Thursday, February 24, 2011

Invitations

There's a Wellness Center at a hospital near where I work; it has a little gym, and I go there to do some weight work and to take spin classes. I joined up thinking I'd do more yoga, but to my surprise, I've been able to do spin class. In fact, I love spin class.

I get to the hospital early and walk quickly through the halls--it's quite a hike from the parking garage to the elevators that will take me to the Wellness Center. On weekdays, I'm usually the only one in the hallways. I try to get there early enough to get my weight work done before spin class--so I'm there at 6:00 a.m.

Yesterday, for a change, I wasn't the only one. It's obvious where I'm going, because I have a water bottle and I'm dressed in workout clothes, not scrubs, like the rest of the hospital. The woman down the hallway said, "I keep meaning to get up there, but I never do."

I said, "Some day, I hope you do."

The woman dressed in scrubs shook her head and said, "I wish I had your energy."

I said, "It's the work out that gives me the energy."

As I got to the door where we would part ways, I turned to say, "Come up and join us some time."

On the elevator ride to the 8th floor, I thought about the encounter. Why is it so easy for me to invite someone to spin class or to the Wellness Center and so hard to invite anyone to church? I would never invite a complete stranger to church, but it was easy to issue the invitation to the Wellness Center to a woman I've never met before.

I've met enough unchurched people (and spent some years as a woman without a church home myself) to know that the invitation to church can feel invasive. It can feel insincere.

Of course, the woman had expressed interest in the Wellness Center before I even opened my mouth. It makes it easier to issue an invitation where there is interest.

Which leads to the next logical question: amongst unchurched people, what would make them interested in church? What would lead them to start up a conversation similar to the one I had with the woman in scrubs?

I realize there can be a zillion different answers to that question, where the attraction to the Wellness Center only exists on a few levels (getting fit, getting/staying disease free, losing weight).

And then the harder question: just as my exercise clothes set me apart in the hospital, are there signifiers that set me apart as a Christian?

I'm thinking about more than the cross that some people wear around their necks or the bumper stickers that people plaster on their cars.

Would people know me as a resource, should they want to have that conversation with me?

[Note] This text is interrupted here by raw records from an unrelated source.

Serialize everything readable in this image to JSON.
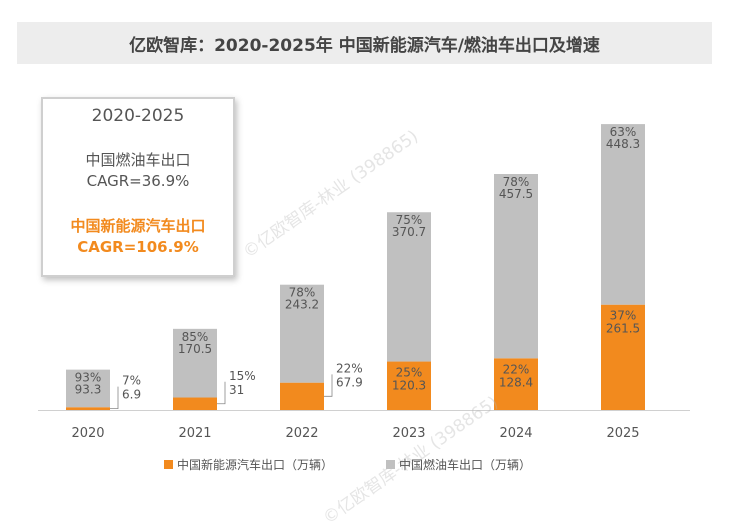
{
  "colors": {
    "ev": "#f28a1e",
    "ice": "#c0c0c0",
    "axis": "#d0d0d0",
    "text": "#555555"
  },
  "watermark": "©亿欧智库-林业 (398865)",
  "cagr_box": {
    "period": "2020-2025",
    "ice_label": "中国燃油车出口",
    "ice_cagr": "CAGR=36.9%",
    "ev_label": "中国新能源汽车出口",
    "ev_cagr": "CAGR=106.9%"
  },
  "chart_data": {
    "type": "bar",
    "stacked": true,
    "title": "亿欧智库：2020-2025年 中国新能源汽车/燃油车出口及增速",
    "categories": [
      "2020",
      "2021",
      "2022",
      "2023",
      "2024",
      "2025"
    ],
    "series": [
      {
        "name": "中国新能源汽车出口（万辆）",
        "values": [
          6.9,
          31,
          67.9,
          120.3,
          128.4,
          261.5
        ],
        "value_labels": [
          "6.9",
          "31",
          "67.9",
          "120.3",
          "128.4",
          "261.5"
        ],
        "share_labels": [
          "7%",
          "15%",
          "22%",
          "25%",
          "22%",
          "37%"
        ]
      },
      {
        "name": "中国燃油车出口（万辆）",
        "values": [
          93.3,
          170.5,
          243.2,
          370.7,
          457.5,
          448.3
        ],
        "value_labels": [
          "93.3",
          "170.5",
          "243.2",
          "370.7",
          "457.5",
          "448.3"
        ],
        "share_labels": [
          "93%",
          "85%",
          "78%",
          "75%",
          "78%",
          "63%"
        ]
      }
    ],
    "ylim": [
      0,
      720
    ],
    "legend_position": "bottom-center"
  }
}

As I write, I feel my deepest fear bubbling at my edges. I don't want to be seen as a hypocrite. The largest danger with being open about my faith is that people will have certain expectations--and it's all too easy to fail. Then the unchurched will see me as just one more person who can't walk the walk--and that may do more damage than staying quiet.

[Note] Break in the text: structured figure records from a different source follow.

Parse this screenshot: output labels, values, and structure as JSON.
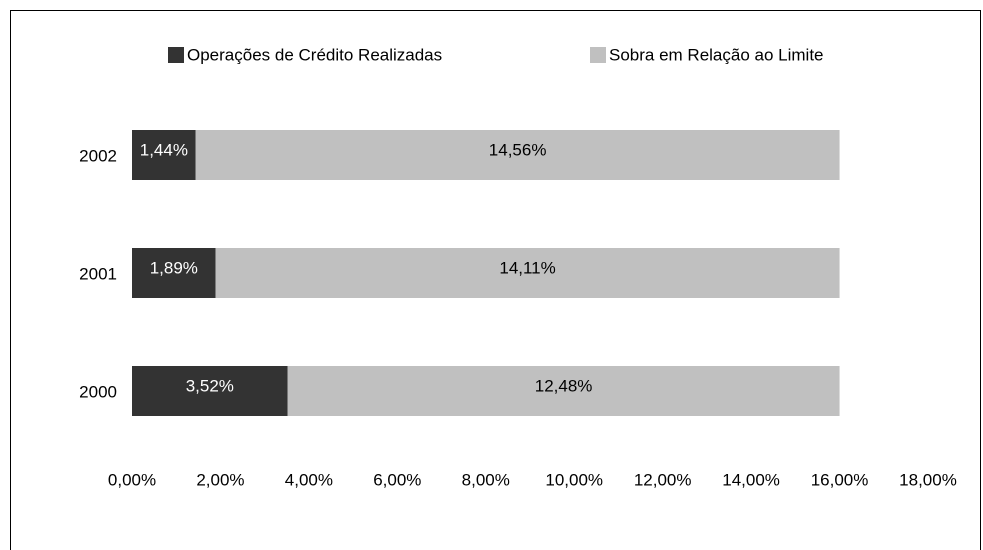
{
  "chart_data": {
    "type": "stacked-bar-horizontal",
    "categories": [
      "2002",
      "2001",
      "2000"
    ],
    "series": [
      {
        "name": "Operações de Crédito Realizadas",
        "color": "#333333",
        "values": [
          1.44,
          1.89,
          3.52
        ],
        "value_labels": [
          "1,44%",
          "1,89%",
          "3,52%"
        ],
        "label_color": "#ffffff"
      },
      {
        "name": "Sobra em Relação ao Limite",
        "color": "#c0c0c0",
        "values": [
          14.56,
          14.11,
          12.48
        ],
        "value_labels": [
          "14,56%",
          "14,11%",
          "12,48%"
        ],
        "label_color": "#000000"
      }
    ],
    "xlim": [
      0,
      18
    ],
    "xticks": [
      {
        "value": 0,
        "label": "0,00%"
      },
      {
        "value": 2,
        "label": "2,00%"
      },
      {
        "value": 4,
        "label": "4,00%"
      },
      {
        "value": 6,
        "label": "6,00%"
      },
      {
        "value": 8,
        "label": "8,00%"
      },
      {
        "value": 10,
        "label": "10,00%"
      },
      {
        "value": 12,
        "label": "12,00%"
      },
      {
        "value": 14,
        "label": "14,00%"
      },
      {
        "value": 16,
        "label": "16,00%"
      },
      {
        "value": 18,
        "label": "18,00%"
      }
    ],
    "grid": false,
    "legend": "top"
  }
}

But I also need to do a better job at realizing that some people are hungry for invitations. I, who am so afraid of being rejected or of failing to be Christ's light in the world, I need to work on offering invitations.

2 comments:

Di said...

I just read Jan Richardson's post on the people who have changed the way she preaches, and this reference to an unchurched friend stood out: "I would imagine preaching with her in the room. What would make sense to her? What would sound like baloney?" SO MUCH of our language as Christians is exclusive (and unfortunately, some of it's divorced from real meaning even among regular churchgoers), and that gets in the way of my offering invitations.

I KNOW the spin class would be relevant. Church can be a crapshoot-- and it's often not set up to accommodate outsiders.

MC said...

It's through my friendship with you that I've become interested in Lutheranism. I think some people get scared off by religious language, feeling that religion divides (and sometimes it does) instead of bringing together, which should be the ultimate intention.